Los primeros síntomas son: dificultad con actividades fáciles, pérdida de interés en actividades que antes disfrutaba, problemas de lenguaje, etc. Posteriormente aparecen más síntomas: cambios en los patrones de sueño, agitación, olvido de hechos o eventos actuales, no reconocerse a sí mismo o quién es, entre otros. .

No existe un tratamiento que pueda reparar el daño causado por los accidentes cerebrovasculares, lo único que se puede hacer para mejorar la vida de los pacientes es: controlar los síntomas y prestar atención a los factores de riesgo. Los factores de riesgo incluyen: diabetes, tabaquismo, enfermedades cardíacas, hipertensión, etc. También se recomienda prestar atención a una dieta saludable o no beber más de 2 bebidas alcohólicas por día, por ejemplo.

Otras enfermedades

Existen otras enfermedades y trastornos que influyen directa o indirectamente en la función cerebral y provocan deterioro cognitivo, por ejemplo:

  • Enfermedad de Huntington: Es un trastorno genético en el que las neuronas de algunas partes del cerebro tienden a desgastarse. Se hereda de padres a hijos.
    Normalmente esta enfermedad aparece en la edad adulta pero también puede darse en la infancia (menos casos).
  • Esclerosis múltiple: Es una enfermedad autoinmune que afecta el cerebro y la médula espinal. Hay múltiples síntomas, depende de la ubicación y el tamaño del ataque.
  • Parkinson: La enfermedad de Parkinson provoca la muerte de ciertas células del cerebro donde está el control de los movimientos y la coordinación. Con el paso de los años, la progresión de esta enfermedad puede terminar en demencia.
  • Creutzfeldt-Jokob: es un trastorno degenerativo cerebral raro. Los síntomas comienzan a partir de los 60 años: deterioro de la memoria, cambios de comportamiento, problemas visuales y mala coordinación.

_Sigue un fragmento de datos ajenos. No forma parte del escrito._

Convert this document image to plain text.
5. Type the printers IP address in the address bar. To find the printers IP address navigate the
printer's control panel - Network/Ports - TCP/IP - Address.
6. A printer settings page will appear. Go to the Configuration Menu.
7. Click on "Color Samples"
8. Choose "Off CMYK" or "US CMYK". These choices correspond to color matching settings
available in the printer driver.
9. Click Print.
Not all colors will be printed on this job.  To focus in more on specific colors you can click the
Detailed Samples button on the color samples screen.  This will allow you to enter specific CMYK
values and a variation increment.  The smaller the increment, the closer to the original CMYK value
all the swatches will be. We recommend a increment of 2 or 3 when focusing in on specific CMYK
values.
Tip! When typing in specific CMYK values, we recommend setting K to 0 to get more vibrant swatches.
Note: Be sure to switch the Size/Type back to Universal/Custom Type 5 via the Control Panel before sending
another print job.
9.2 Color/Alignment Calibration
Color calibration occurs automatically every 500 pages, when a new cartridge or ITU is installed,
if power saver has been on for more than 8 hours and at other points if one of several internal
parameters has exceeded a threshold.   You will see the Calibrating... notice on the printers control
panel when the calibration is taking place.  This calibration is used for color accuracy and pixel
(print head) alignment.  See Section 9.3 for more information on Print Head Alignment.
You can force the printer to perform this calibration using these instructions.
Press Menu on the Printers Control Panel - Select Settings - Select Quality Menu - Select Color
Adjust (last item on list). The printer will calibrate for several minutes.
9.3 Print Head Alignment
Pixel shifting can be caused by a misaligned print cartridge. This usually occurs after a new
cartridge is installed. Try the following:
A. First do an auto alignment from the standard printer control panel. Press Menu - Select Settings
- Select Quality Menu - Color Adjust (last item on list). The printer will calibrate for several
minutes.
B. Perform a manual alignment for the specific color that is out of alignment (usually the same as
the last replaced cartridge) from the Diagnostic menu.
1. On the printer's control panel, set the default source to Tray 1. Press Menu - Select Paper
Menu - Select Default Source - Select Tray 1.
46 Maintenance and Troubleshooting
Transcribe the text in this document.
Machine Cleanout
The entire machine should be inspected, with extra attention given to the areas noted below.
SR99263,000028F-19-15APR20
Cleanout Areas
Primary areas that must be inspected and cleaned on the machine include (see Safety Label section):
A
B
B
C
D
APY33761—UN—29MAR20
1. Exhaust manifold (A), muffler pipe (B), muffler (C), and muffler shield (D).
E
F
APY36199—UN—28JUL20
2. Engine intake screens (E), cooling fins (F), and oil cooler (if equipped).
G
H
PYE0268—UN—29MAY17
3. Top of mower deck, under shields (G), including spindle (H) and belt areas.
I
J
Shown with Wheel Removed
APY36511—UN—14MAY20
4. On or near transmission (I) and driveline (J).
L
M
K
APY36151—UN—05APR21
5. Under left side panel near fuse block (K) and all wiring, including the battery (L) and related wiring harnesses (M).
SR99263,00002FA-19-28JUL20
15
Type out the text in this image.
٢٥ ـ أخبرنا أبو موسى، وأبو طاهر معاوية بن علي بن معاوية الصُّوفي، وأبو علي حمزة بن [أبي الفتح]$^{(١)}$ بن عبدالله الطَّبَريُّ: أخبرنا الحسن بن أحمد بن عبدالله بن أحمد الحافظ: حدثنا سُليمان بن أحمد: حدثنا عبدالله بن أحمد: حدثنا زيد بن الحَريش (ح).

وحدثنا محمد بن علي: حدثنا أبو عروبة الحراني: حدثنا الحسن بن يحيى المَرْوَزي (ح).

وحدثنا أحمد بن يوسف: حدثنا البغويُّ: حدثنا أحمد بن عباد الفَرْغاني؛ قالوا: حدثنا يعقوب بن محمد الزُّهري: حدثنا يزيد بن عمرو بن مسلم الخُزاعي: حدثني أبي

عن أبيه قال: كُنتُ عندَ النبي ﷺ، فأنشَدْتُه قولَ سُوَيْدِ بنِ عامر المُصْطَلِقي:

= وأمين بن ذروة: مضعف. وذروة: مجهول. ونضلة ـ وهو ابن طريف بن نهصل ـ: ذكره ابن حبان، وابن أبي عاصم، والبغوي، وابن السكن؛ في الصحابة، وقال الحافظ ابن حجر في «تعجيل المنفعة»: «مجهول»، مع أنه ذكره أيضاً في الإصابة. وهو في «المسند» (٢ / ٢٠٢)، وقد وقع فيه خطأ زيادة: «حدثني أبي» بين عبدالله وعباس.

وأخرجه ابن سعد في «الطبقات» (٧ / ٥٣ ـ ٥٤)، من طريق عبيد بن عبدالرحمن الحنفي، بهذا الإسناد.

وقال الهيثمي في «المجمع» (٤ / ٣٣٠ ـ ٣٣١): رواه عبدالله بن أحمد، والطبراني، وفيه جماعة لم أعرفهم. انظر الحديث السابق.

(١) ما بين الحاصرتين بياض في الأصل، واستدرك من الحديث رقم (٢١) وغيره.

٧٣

Casos ocasionalmente reversibles

Hay algunos casos o trastornos especiales que pueden causar demencia pero que pueden revertirse si se detectan a tiempo. Consulte la siguiente lista para saber cuáles son esas excepciones:

  • Algunas lesiones cerebrales
  • Algunos tumores cerebrales
  • Alcoholismo
  • Algunas infecciones cerebrales
  • Bajos niveles de vitamina B12
  • Cambios en los niveles de azúcar en la sangre, calcio y sodio

3.1.4. Expectativas y prevención

En casi todos los casos de demencia, el pronóstico no es bueno. Como se mencionó anteriormente, no existe cura para el diverso grupo de enfermedades que causa la demencia. Aunque existen algunos tratamientos que pueden ayudar con los síntomas, con el tiempo la situación empeora.

Hay ciertos factores que eventualmente pueden contribuir a la demencia, algunos de esos factores no se pueden cambiar (edad, antecedentes familiares, etc.) pero se pueden considerar otros para reducir el riesgo. Hablando del segundo grupo, a continuación encontrará una lista de los factores de riesgo que pueden ser controlados (en cierto punto) por todos:

  • Dieta y ejercicio.
  • Deficiencias vitamínicas y nutricionales.
  • Consumo excesivo de alcohol.
  • Fumar
  • Factores de riesgo cardiovascular.